Page 151 of The Wrong Heart

I don’t do that, because before I step out of the cemetery and reach my car, my phone rings.

Leah.

My fingers swipe to accept the call, and I place the cell phone to my ear. “Hey, what’s up?”

“Girl, don’t freak out. Where are you?”

“What?”

Static and poor reception crackle in my ear.

“Have you seen the news?”

There’s panic laced into her tone, causing goosebumps to pimple my flesh. I swallow through a worried frown. “No, I… what is it? What’s wrong?”

Leah falters before continuing. “It’s Parker, babe. He’s on the news,” she says with careful urgency. “It’s a breaking report…”

My blood runs cold.

I can’t breathe.

“He’s hanging off the Delavan Bay Bridge.”

—THIRTY-SEVEN—

Ireally fucking hate heights.

There’s no good reason for it. It’s not like my fear of the dark, where it was conditioned into me as a child due to traumatic circumstances. This is just some random, shitty phobia I decided I had while working a high rise job with co-workers a good five years back, before I broke off to do my own thing. I’d glanced down from the scaffolding and almost pissed myself.

So, when I was contracted for a roofing job last April, my knee-jerk reaction was to turn it down. Bree said she’d get me out of it if that’s what I really wanted, but shit, money was tight that year, and honestly, I kind of felt like a pussy… so, I took the job.

And then I fell off that goddamn roof.

It was a two-story drop that nearly killed me, and if it weren’t for a big ass sycamore tree that partially cushioned my fall on the way down, I likely would have died on impact.

Instead, I landed myself in the hospital with a broken fucking back and a grade three concussion.

At the time, death would have been a welcome alternative. When they were wheeling me through the hospital on that stretcher, and I finally came to… I was pissed.

Why couldn’t it just be over?

I craved peace, but all I got were six long, torturous months out of work, unbearable pain, and medical bills out the ass. A dark cloud of depression funneled through me, blackening my veins, poisoning my thoughts, and while I was stuck in my house, bedridden and crippled, all I wanted to do was die.

Work was my outlet. My saving grace. I needed to keep moving, remain in motion, stay busy—but that was stolen from me. I wasn’t sure if I’d ever heal properly and be able to work again, and the prospect was dauntingly terrifying.

On a particularly grim night over the summer, delirious on painkillers and feeling little hope for the future, I told Bree to just fucking kill me. Smother me with a pillow. Lace my Fruity Pebbles with rat poison or some shit.

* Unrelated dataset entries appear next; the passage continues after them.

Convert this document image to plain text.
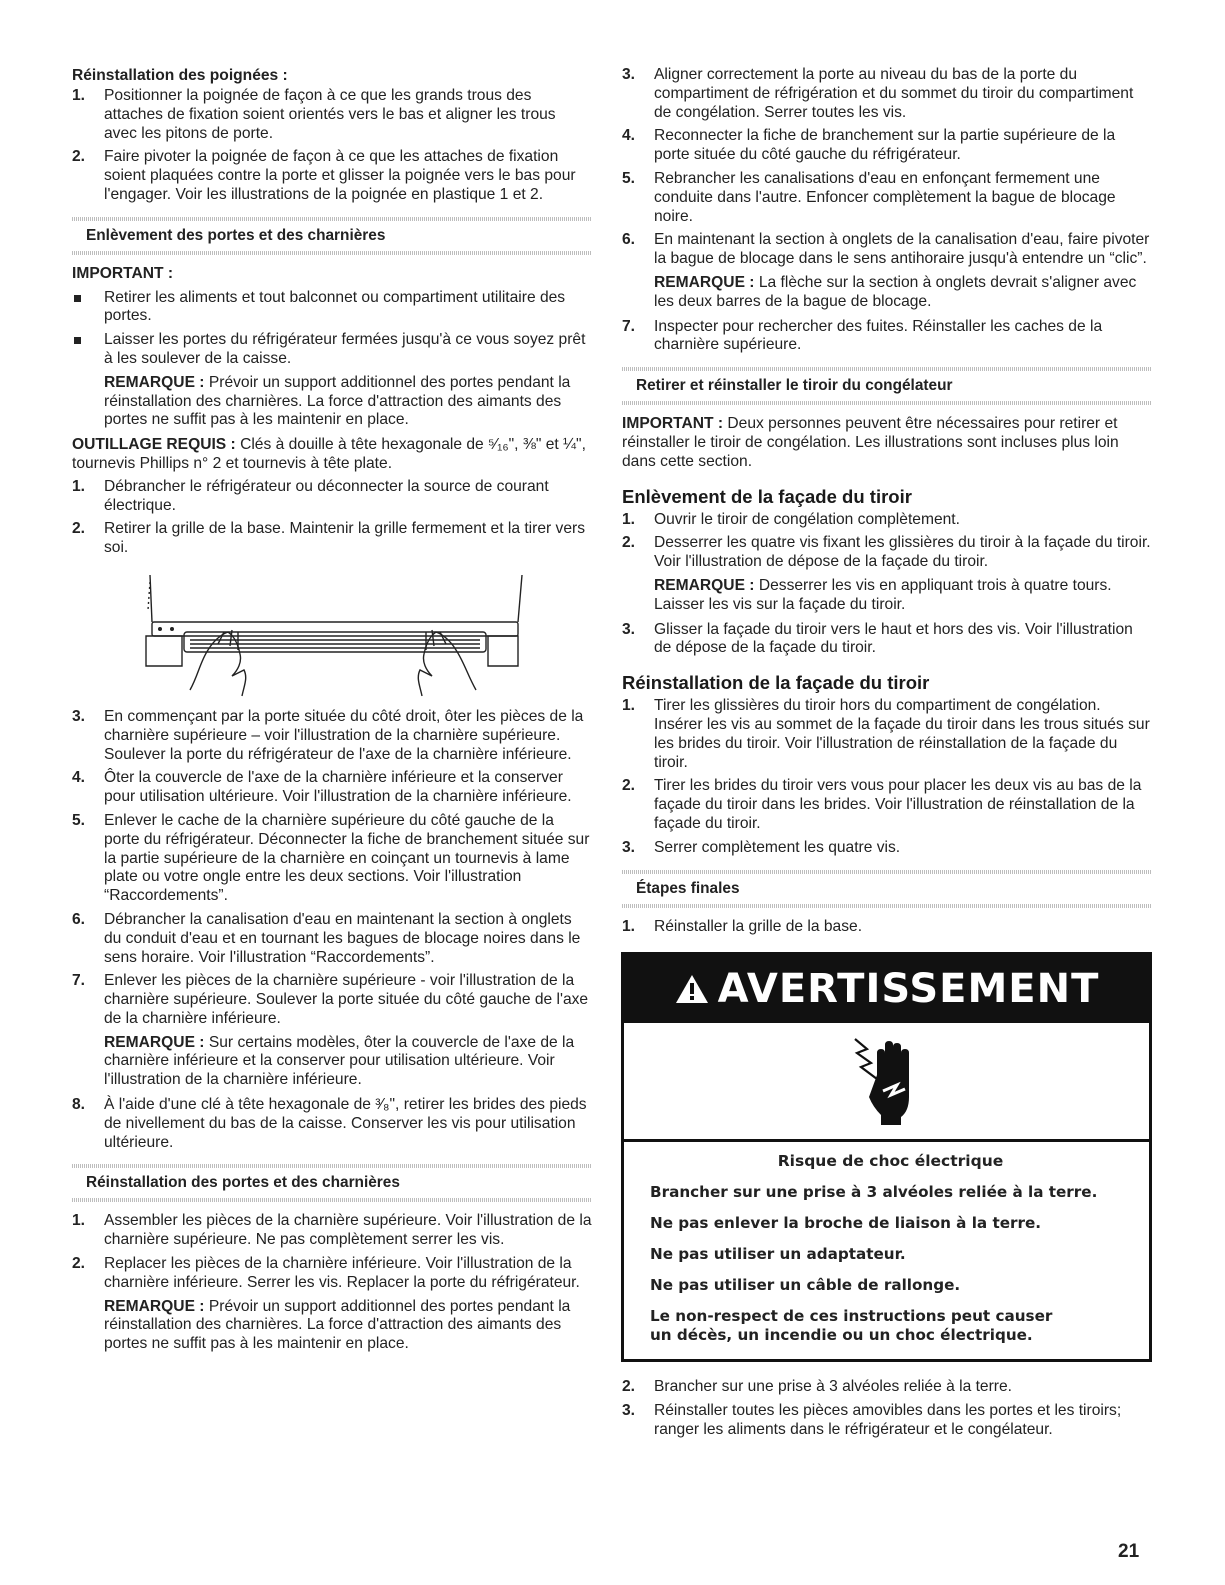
Réinstallation des poignées :
1. Positionner la poignée de façon à ce que les grands trous des attaches de fixation soient orientés vers le bas et aligner les trous avec les pitons de porte.
2. Faire pivoter la poignée de façon à ce que les attaches de fixation soient plaquées contre la porte et glisser la poignée vers le bas pour l'engager. Voir les illustrations de la poignée en plastique 1 et 2.
Enlèvement des portes et des charnières
IMPORTANT :
Retirer les aliments et tout balconnet ou compartiment utilitaire des portes.
Laisser les portes du réfrigérateur fermées jusqu'à ce vous soyez prêt à les soulever de la caisse.
REMARQUE : Prévoir un support additionnel des portes pendant la réinstallation des charnières. La force d'attraction des aimants des portes ne suffit pas à les maintenir en place.
OUTILLAGE REQUIS : Clés à douille à tête hexagonale de ⁵⁄₁₆", ⅜" et ¼", tournevis Phillips n° 2 et tournevis à tête plate.
1. Débrancher le réfrigérateur ou déconnecter la source de courant électrique.
2. Retirer la grille de la base. Maintenir la grille fermement et la tirer vers soi.
3. En commençant par la porte située du côté droit, ôter les pièces de la charnière supérieure – voir l'illustration de la charnière supérieure. Soulever la porte du réfrigérateur de l'axe de la charnière inférieure.
4. Ôter la couvercle de l'axe de la charnière inférieure et la conserver pour utilisation ultérieure. Voir l'illustration de la charnière inférieure.
5. Enlever le cache de la charnière supérieure du côté gauche de la porte du réfrigérateur. Déconnecter la fiche de branchement située sur la partie supérieure de la charnière en coinçant un tournevis à lame plate ou votre ongle entre les deux sections. Voir l'illustration “Raccordements”.
6. Débrancher la canalisation d'eau en maintenant la section à onglets du conduit d'eau et en tournant les bagues de blocage noires dans le sens horaire. Voir l'illustration “Raccordements”.
7. Enlever les pièces de la charnière supérieure - voir l'illustration de la charnière supérieure. Soulever la porte située du côté gauche de l'axe de la charnière inférieure.
REMARQUE : Sur certains modèles, ôter la couvercle de l'axe de la charnière inférieure et la conserver pour utilisation ultérieure. Voir l'illustration de la charnière inférieure.
8. À l'aide d'une clé à tête hexagonale de ³⁄₈", retirer les brides des pieds de nivellement du bas de la caisse. Conserver les vis pour utilisation ultérieure.
Réinstallation des portes et des charnières
1. Assembler les pièces de la charnière supérieure. Voir l'illustration de la charnière supérieure. Ne pas complètement serrer les vis.
2. Replacer les pièces de la charnière inférieure. Voir l'illustration de la charnière inférieure. Serrer les vis. Replacer la porte du réfrigérateur.
REMARQUE : Prévoir un support additionnel des portes pendant la réinstallation des charnières. La force d'attraction des aimants des portes ne suffit pas à les maintenir en place.
3. Aligner correctement la porte au niveau du bas de la porte du compartiment de réfrigération et du sommet du tiroir du compartiment de congélation. Serrer toutes les vis.
4. Reconnecter la fiche de branchement sur la partie supérieure de la porte située du côté gauche du réfrigérateur.
5. Rebrancher les canalisations d'eau en enfonçant fermement une conduite dans l'autre. Enfoncer complètement la bague de blocage noire.
6. En maintenant la section à onglets de la canalisation d'eau, faire pivoter la bague de blocage dans le sens antihoraire jusqu'à entendre un “clic”.
REMARQUE : La flèche sur la section à onglets devrait s'aligner avec les deux barres de la bague de blocage.
7. Inspecter pour rechercher des fuites. Réinstaller les caches de la charnière supérieure.
Retirer et réinstaller le tiroir du congélateur
IMPORTANT : Deux personnes peuvent être nécessaires pour retirer et réinstaller le tiroir de congélation. Les illustrations sont incluses plus loin dans cette section.
Enlèvement de la façade du tiroir
1. Ouvrir le tiroir de congélation complètement.
2. Desserrer les quatre vis fixant les glissières du tiroir à la façade du tiroir. Voir l'illustration de dépose de la façade du tiroir.
REMARQUE : Desserrer les vis en appliquant trois à quatre tours. Laisser les vis sur la façade du tiroir.
3. Glisser la façade du tiroir vers le haut et hors des vis. Voir l'illustration de dépose de la façade du tiroir.
Réinstallation de la façade du tiroir
1. Tirer les glissières du tiroir hors du compartiment de congélation. Insérer les vis au sommet de la façade du tiroir dans les trous situés sur les brides du tiroir. Voir l'illustration de réinstallation de la façade du tiroir.
2. Tirer les brides du tiroir vers vous pour placer les deux vis au bas de la façade du tiroir dans les brides. Voir l'illustration de réinstallation de la façade du tiroir.
3. Serrer complètement les quatre vis.
Étapes finales
1. Réinstaller la grille de la base.
AVERTISSEMENT
Risque de choc électrique

Brancher sur une prise à 3 alvéoles reliée à la terre.

Ne pas enlever la broche de liaison à la terre.

Ne pas utiliser un adaptateur.

Ne pas utiliser un câble de rallonge.

Le non-respect de ces instructions peut causer
un décès, un incendie ou un choc électrique.

2. Brancher sur une prise à 3 alvéoles reliée à la terre.
3. Réinstaller toutes les pièces amovibles dans les portes et les tiroirs; ranger les aliments dans le réfrigérateur et le congélateur.
21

Didn’t matter. I just wanted out.

She lost her mind, of course, freaked the hell out and almost had me committed right then and there. From that point forward, my sister stopped by my house daily to make sure I didn’t do anything stupid, and as soon as I was up walking around again, regaining some semblance of my only marginally better life, she enrolled me in those dumb meetings.

That’s where I met her.

Melody.

My moon.

That’s when everything changed for me, and I guess I have that roof to thank.

But as I’m standing on this goddamn bridge with a complete stranger, staring over the edge into an endless black abyss, I can say for damn certain, I stillreallyfucking hate heights.